By Kerry Torrens – Nutritionist
Nutritionist Kerry Torrens provides information on moringa, an herb known for its various health benefits, including its antioxidant and anti-inflammatory properties.
Praised for centuries, moringa appears to offer impressive health benefits, but is the science reliable?
Nutritionist Kerry Torrens explores what we know about this interesting plant.
What is moringa oleifera?
A tree native to South Asia and Africa, moringa oleifera has a number of colloquial names, including “miracle tree” due to its purported healing abilities and “horseradish tree” due to its of its botanical family, Brassicaceae.
Almost any part of the tree can be eaten, including the leaves, bark, roots, sap and flowers, although it is the leaf extracts that seem to offer the best protective and antioxidant properties.
The tree is an important food source in developing countries where poor nutrition is a major concern.
In the Western world, the dried leaves are instead sold as a dietary supplement in powder or capsule form.
A 10g portion of moringa powder provides: 31 kcal/128KJ 2.5 g of protein 0.6 g of fat 2.6 g of carbohydrates 2.4 g of fiber 198 mg of calcium 49.5 mg of magnesium 4, 5 mg of iron 2.3 g of vitamin C
Top 5 Health Benefits of Moringa
1. Rich source of protective antioxidants
Antioxidant compounds, including nutrients and phytochemicals, help protect cells from damage caused by molecules called free radicals, which are produced by the body when exposed to environmental toxins like pesticides and smoke. cigarette.
Moringa, and more specifically its leaves, is rich in a number of beneficial compounds that provide antioxidant protection.
These include vitamin C and beta-carotene, as well as polyphenols, such as quercetin, rutin and chlorogenic acid.
2. May Support Blood Sugar Control
Most of the evidence supporting the use of moringa to balance blood sugar is based on animal studies – these suggest that compounds in the leaves may stimulate cells in the pancreas, which are responsible for secreting the balancing hormone blood sugar, insulin.

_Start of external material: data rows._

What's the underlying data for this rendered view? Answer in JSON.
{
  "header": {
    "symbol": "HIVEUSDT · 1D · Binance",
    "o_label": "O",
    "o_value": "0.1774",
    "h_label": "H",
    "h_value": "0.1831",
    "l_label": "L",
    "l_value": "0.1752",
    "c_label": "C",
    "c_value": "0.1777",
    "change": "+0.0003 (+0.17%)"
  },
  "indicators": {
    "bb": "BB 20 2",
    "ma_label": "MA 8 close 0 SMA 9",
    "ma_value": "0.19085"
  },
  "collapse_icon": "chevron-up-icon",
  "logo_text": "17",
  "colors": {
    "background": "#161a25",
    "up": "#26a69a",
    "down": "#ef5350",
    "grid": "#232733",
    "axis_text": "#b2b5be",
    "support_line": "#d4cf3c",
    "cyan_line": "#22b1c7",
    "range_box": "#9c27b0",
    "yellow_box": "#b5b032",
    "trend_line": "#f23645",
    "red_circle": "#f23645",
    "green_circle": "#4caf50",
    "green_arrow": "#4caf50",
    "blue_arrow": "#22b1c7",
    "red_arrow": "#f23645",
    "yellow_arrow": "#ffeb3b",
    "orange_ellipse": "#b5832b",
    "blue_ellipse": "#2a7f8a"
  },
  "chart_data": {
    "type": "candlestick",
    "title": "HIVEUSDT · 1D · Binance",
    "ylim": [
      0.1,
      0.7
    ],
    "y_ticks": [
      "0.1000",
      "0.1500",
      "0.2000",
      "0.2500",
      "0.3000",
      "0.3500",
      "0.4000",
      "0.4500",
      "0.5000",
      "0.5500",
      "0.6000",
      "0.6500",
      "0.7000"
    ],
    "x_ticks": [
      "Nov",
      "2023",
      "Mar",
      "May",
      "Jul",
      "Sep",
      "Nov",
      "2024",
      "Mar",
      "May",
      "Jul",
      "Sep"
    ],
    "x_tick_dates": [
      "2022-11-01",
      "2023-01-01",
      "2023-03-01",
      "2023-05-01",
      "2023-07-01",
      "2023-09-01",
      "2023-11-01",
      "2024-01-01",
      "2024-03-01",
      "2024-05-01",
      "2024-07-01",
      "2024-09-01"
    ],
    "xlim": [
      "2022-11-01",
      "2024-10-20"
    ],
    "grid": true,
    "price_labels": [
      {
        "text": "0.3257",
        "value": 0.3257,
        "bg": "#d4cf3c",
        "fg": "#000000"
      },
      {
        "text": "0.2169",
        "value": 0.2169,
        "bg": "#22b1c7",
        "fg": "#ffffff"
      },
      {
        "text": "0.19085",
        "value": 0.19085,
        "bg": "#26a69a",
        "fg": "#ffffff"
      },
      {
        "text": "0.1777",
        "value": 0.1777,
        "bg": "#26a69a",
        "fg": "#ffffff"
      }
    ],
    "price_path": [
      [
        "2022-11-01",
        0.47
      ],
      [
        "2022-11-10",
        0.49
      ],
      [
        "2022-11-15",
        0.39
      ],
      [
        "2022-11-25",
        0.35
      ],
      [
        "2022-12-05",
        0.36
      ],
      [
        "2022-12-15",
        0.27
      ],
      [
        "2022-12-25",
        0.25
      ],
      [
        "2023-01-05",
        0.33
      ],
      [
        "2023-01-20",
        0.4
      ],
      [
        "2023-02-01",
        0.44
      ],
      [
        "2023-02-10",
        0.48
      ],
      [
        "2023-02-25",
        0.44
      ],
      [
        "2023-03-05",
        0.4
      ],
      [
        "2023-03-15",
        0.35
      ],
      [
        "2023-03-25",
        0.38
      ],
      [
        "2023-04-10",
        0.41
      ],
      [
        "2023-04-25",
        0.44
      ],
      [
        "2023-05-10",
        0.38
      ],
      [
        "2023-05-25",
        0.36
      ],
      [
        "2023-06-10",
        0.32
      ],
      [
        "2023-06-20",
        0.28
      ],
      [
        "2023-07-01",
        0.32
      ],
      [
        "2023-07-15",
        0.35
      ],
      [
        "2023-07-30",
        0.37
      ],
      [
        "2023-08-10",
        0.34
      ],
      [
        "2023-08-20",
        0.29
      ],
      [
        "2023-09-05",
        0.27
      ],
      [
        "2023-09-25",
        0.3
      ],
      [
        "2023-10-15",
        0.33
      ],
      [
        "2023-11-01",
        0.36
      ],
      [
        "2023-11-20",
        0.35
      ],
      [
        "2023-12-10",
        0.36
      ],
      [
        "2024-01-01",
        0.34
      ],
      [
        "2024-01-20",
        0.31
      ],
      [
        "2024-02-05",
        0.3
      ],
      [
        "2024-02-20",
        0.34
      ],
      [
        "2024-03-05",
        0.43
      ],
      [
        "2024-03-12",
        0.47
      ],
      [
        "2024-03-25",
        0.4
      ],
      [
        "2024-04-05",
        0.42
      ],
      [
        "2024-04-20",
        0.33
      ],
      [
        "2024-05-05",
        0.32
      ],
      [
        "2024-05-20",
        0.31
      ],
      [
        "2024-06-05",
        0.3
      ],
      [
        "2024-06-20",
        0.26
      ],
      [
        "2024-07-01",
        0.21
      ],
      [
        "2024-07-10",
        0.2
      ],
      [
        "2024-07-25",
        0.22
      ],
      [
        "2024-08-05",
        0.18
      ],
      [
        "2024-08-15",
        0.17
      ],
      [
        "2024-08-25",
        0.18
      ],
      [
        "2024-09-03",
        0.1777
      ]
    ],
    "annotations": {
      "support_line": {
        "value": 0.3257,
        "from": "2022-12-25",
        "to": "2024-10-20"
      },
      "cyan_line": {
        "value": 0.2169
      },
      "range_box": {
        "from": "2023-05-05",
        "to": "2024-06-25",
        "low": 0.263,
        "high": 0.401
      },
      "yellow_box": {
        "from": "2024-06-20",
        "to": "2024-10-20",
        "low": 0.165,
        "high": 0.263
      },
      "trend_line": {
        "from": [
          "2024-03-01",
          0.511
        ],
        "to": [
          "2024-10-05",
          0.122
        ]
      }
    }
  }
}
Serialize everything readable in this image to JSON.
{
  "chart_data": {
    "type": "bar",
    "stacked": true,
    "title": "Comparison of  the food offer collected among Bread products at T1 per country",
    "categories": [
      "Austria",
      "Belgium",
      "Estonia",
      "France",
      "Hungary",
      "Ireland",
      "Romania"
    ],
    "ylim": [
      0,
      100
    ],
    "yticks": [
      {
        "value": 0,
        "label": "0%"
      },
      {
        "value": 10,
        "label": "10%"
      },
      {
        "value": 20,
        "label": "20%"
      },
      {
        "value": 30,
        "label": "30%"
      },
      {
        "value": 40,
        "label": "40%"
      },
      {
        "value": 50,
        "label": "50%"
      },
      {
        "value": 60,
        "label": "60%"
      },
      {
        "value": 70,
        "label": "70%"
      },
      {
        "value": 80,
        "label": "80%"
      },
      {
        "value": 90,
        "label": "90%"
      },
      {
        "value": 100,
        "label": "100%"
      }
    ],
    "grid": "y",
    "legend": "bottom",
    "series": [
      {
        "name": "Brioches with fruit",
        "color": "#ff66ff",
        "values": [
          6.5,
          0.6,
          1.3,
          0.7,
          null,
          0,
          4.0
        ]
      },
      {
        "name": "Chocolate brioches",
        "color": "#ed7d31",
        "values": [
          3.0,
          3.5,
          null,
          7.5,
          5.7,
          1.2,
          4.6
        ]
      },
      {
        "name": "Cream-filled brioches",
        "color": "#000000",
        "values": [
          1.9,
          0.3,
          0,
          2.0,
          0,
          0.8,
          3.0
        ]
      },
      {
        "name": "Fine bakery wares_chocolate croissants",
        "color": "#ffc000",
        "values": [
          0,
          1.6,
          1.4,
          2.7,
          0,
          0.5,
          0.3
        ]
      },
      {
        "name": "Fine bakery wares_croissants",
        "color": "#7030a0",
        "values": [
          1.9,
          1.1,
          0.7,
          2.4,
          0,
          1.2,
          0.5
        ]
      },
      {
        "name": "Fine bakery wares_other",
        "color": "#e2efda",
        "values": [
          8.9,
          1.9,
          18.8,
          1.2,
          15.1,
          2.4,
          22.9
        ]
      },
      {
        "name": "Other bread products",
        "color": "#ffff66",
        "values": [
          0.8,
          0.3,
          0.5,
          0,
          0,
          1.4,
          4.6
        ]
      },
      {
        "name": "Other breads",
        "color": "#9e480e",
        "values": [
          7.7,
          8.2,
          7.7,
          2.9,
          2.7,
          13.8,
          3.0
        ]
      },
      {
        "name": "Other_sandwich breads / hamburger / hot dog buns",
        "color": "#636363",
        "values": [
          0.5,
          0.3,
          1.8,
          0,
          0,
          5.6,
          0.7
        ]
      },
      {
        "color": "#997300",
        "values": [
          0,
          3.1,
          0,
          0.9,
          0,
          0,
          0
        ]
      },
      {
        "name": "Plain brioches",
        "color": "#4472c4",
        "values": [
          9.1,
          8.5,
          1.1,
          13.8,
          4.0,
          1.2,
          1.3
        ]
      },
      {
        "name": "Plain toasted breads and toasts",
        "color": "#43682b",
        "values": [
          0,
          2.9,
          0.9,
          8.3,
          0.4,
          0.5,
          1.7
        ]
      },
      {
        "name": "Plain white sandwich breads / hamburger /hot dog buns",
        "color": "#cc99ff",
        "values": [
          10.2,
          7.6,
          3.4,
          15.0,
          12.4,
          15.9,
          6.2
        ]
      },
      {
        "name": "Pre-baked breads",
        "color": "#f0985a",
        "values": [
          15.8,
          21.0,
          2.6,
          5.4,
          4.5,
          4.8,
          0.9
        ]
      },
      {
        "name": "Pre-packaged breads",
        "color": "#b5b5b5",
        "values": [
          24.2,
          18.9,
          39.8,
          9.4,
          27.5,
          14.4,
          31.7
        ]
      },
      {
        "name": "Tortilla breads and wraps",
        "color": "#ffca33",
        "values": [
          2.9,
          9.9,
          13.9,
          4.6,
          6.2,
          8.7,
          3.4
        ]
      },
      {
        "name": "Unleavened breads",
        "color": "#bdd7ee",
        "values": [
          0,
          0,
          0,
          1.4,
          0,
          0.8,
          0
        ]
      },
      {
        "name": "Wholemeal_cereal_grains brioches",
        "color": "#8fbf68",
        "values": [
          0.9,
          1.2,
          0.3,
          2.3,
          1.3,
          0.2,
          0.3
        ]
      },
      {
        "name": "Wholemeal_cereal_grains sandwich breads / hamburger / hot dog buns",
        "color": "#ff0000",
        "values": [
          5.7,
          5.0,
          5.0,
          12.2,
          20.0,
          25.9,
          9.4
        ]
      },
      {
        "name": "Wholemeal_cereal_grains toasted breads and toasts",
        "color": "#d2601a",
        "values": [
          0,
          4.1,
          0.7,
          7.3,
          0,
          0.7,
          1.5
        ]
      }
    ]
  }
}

An interesting study looking at the effects of moringa leaf powder on postmenopausal women showed that taking 1½ teaspoons of moringa leaf powder every day for three months reduced fasting blood sugar levels by 13.5%. on average.
This suggests that moringa might be helpful in dealing with some of the physiological changes experienced by midlife women.
3. May Have Anti-Inflammatory Effects
Inflammation plays a central role in the development of many chronic diseases, from obesity to arthritis to diabetes.
The root, fruit and leaves of moringa contain substances that inhibit this inflammatory process.
Animal and test-tube studies support the use of moringa, but there are still relatively few studies confirming these effects in humans.
4. May Protect the Liver
The liver is essential for maintaining our health and for processing nutrients from our diet.
In animal studies, moringa’s high levels of protective compounds, called polyphenols, have helped protect the liver and promote the recovery of damaged tissue.
Very recent human trials suggest a possible role for moringa as an anticancer drug for liver cancer.
5. May Support Cognitive Function
The rich antioxidant properties of moringa may support cognitive function and be helpful in fighting cognitive decline, as well as conditions like dementia and Alzheimer’s disease.
Additionally, the herb may be helpful in supporting mood, memory, and neurotransmitter balance, with animal studies suggesting that the leaf extract may be useful for depression.
Studies to date in all of these areas look promising, but we still have a lot to learn about this herb and its many reputed benefits.
Is moringa safe for everyone?
Eating the leaves and seed pods is generally considered safe, but care should be taken with the bark and pulp.
This is especially important during pregnancy as the bark contains chemicals that can promote uterine contractions and increase the risk of miscarriage.
People taking prescription medications, including blood pressure tablets, diabetes medications, and levothyroxine, should check with their doctor or pharmacist to make sure moringa is suitable for them.
This article was published on September 29, 2021.
Kerry Torrens is a Registered Nutritionist (MBANT) and holds a Postgraduate Diploma in Personalized Nutrition and Nutrition Therapy. She is a Fellow of the British Association for Nutrition and Lifestyle Medicine (BANT) and a Fellow of the Guild of Food Writers. Over the past 15 years, she has contributed to a number of nutrition and cooking publications, including BBC Good Food.